With construction on the Fields Corner MBTA station nearing completion, city officials took the time Tuesday night in Fields Corner to discuss with the community some newly proposed plans for the streets and areas around the station. The new plans, presented by Dick Hardy of the Boston Transportation Department, pertain to parking and traffic flow problems in the area.

The core of the plan is to eliminate stress, safety concerns, and overall inconvenience of MBTA riders parking their cars for free on city streets around the Fields Corner station, leaving those doing business in the area and residents without a place to leave their cars.

"In my opinion, there is a lot of space being wasted that we could be using," Hardy said, starting the meeting off by explaining his goals. "We want to minimize traffic into the neighborhood and keep people on the main streets."

Many of his proposals involved extending the areas of two-hour-only parking on Dorchester Avenue, Charles St., and Lincoln St. The restrictions on two hour parking eliminate the problem of commuters parking in those areas all day long, and the areas that would extend these have no restrictions in place right now. Charles St. would have a temporary "delivery zone" put in place for the morning hours. A key part of the proposal was turning Freeman St. into a one-way road from Faulkner St. up to Charles St. The reason Hardy stressed this as necessary was to reduce the ability of drivers to "circle the block" around the station, reducing traffic flow and a safety concern. This move would also help the MBTA buses coming out of the station, Hardy added.

Residents from around the area and community leaders seemed to back the majority of these suggestions, at least for a temporary trial period of 90 days. The main concern from residents, however, was that the new rules would have to have actual enforcement, or would prove worthless.

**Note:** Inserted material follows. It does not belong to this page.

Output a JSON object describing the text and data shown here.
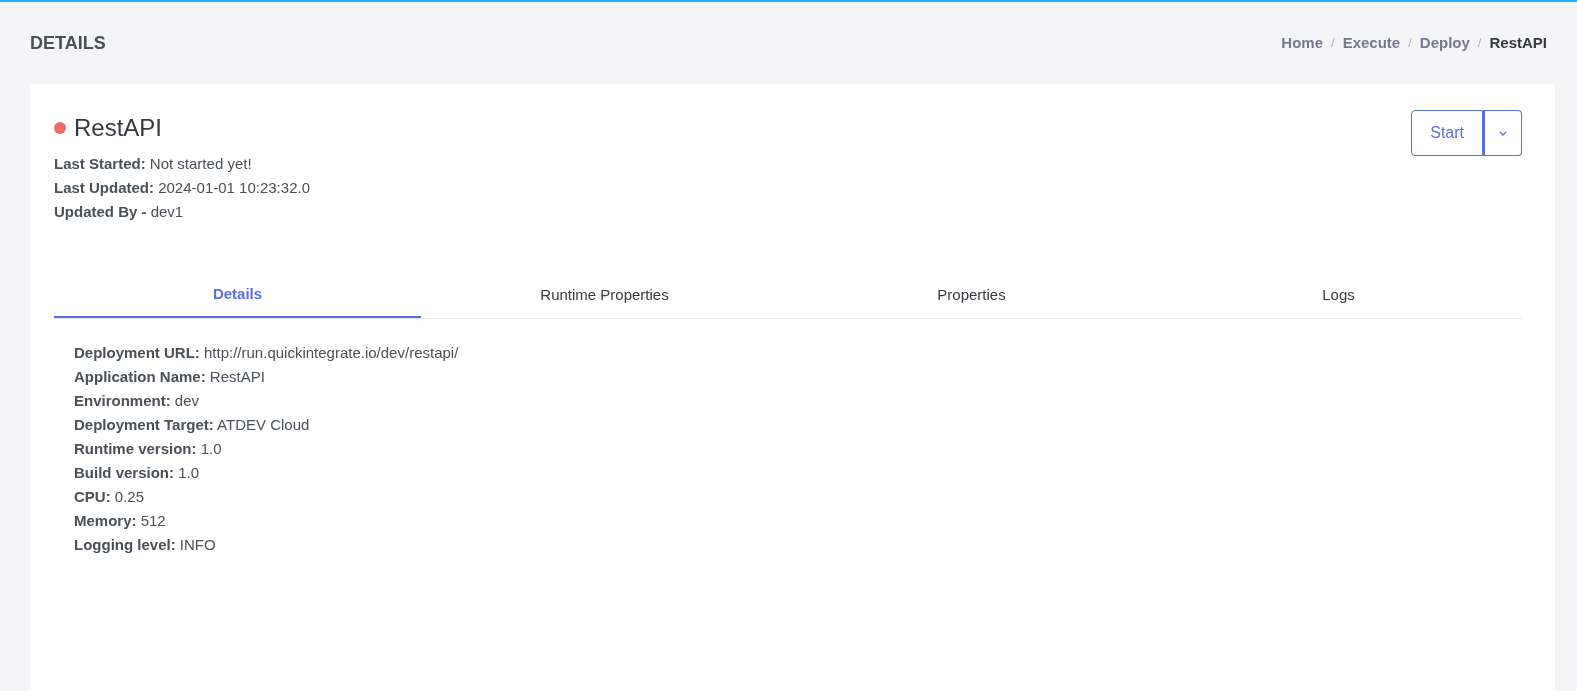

"The transportation enforcement officers, we don't see them around here too often," Ed Crowley said. "We can't say enforcement to you enough."

Other community members shared Crowley's thoughts: just putting up the signs doesn't mean anything if there aren't any officers to tag the cars with tickets, or eventually tow them off.

Eventually the group decided on 90 day trials for most of the proposed plan including the Freeman St. switch, and the creation of a pick-up or drop-off section under the red line overpass on Dorchester Ave. Hardy said he would try to have these put in place by the middle to the end of July, and that the 90 days would leave open chances for residents to voice their opinions on the changes before anything turned permanent.